Une étude réalisée par le groupe de recherche « Cartographie et géomatique » de la VUB (Cartografie en Geo-informatiekunde), en collaboration avec le groupe de recherche « Architecture et urbanisme durables » de l’ULB, montre que plus d’un cinquième de la population bruxelloise n’a pas suffisamment accès aux espaces verts publics. Cette difficulté d’accès est plus prononcée dans les quartiers à faibles revenus, situés dans et autour du centre-ville.

« À mesure que les villes grandissent, les citadins sont de plus en plus confrontés à la pollution, au bruit, aux problèmes sociaux », rappellent les chercheurs. « Les espaces verts urbains apportent des réponses à ces situations. Ils offrent par exemple une meilleure qualité de l’air et une certaine modulation de la température en cas d’épisode caniculaire ».

Les parcs et autres espaces verts fournissent également des services écosystémiques culturels comme des zones de repos et de détente, de loisirs, de contacts avec la nature qui contribuent à la santé mentale et physique des habitants.

«Dans notre étude, la proximité des espaces verts publics à Bruxelles a été cartographiée et testée par rapport à la manière dont les Bruxellois ressentent l’accessibilité des parcs et autres espaces verts de leur région», explique Philip Stessens, qui a étudié cette problématique dans le cadre de son doctorat réalisé conjointement à l’ULB et à la VUB.

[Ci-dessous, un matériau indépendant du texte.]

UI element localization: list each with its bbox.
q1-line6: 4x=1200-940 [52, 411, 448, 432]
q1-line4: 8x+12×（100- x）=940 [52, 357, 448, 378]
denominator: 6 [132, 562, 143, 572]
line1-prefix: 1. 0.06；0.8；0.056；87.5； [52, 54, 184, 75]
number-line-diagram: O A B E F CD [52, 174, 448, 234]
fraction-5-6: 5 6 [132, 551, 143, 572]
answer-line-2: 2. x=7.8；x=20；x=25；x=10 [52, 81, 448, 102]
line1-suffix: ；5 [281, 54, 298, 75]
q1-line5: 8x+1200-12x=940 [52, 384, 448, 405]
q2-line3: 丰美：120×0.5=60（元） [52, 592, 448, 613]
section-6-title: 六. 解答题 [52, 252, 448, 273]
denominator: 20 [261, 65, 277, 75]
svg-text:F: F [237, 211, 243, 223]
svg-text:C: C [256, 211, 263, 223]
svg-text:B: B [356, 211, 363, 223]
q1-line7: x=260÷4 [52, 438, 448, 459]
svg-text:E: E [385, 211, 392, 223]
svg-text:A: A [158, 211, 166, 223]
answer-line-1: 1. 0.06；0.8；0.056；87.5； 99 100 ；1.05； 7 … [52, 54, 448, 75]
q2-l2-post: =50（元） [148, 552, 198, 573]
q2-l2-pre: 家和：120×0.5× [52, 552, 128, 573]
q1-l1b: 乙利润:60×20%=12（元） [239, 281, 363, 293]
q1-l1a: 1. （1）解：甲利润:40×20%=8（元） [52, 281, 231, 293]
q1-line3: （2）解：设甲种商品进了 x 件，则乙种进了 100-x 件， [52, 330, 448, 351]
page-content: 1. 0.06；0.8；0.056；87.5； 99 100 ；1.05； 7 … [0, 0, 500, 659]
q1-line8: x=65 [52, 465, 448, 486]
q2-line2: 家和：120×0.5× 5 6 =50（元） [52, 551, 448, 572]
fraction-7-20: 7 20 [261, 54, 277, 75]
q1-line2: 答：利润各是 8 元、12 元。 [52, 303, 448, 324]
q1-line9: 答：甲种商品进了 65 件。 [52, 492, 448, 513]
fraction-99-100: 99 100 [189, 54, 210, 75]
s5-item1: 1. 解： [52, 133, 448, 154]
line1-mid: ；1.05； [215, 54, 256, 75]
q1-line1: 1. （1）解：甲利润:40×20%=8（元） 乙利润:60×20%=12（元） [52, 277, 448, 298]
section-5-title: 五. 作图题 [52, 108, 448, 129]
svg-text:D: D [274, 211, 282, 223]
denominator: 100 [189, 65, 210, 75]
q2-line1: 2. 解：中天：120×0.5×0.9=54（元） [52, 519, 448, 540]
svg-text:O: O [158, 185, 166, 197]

Les résultats montrent que si Bruxelles est une ville relativement verte par rapport à d’autres villes européennes, avec plus de la moitié de la superficie totale occupée par des espaces verts publics et privés, plus d’un cinquième des habitants de Bruxelles (21%) n’ont pas suffisamment accès aux espaces verts publics et 4% n’y ont aucun accès, du moins pas à une distance raisonnable de leur habitation.

Aux yeux des chercheurs, le contraste entre la périphérie, où il y a davantage de parcs, mais aussi plus des jardins privés que dans le centre-ville, est limpide. Dans une commune comme Uccle, chaque habitant dispose de six parcs différents à proximité de son habitation. Au centre de la capitale, il y a un problème de proximité.

En 2013, la Région de Bruxelles-Capitale a estimé que tous ses habitants devraient avoir a un espace vert public situé à moins de 200 m de leur domicile et à une espace vert public d’au moins un hectare à moins de 400 m de chez eux.

Sciences citoyennes

Les études menées par la VUB et l’ULB montrent que des pistes d’améliorations sont envisageables pour améliorer la situation. Dans le cadre du projet CO-NATURE, financé par Innoviris, Frank Canters (VUB) et Ahmed Khan (ULB) tentent d’identifier les moyens de lutter contre ces inégalités sociales.

Le projet vise à déterminer quels éléments « verts » peuvent être ajoutés au paysage urbain pour répondre aux besoins des 25% de la population n’ayant pas accès à cette ressource.

Tous les Bruxellois sont invités à participer à cette étude via un sondage en ligne et à faire part de leur point de vue sur la signification de l’espace vert dans la ville, sur la manière dont ils utilisent les espaces verts à Bruxelles et sur ce qu’ils pensent des espaces verts de leur quartier.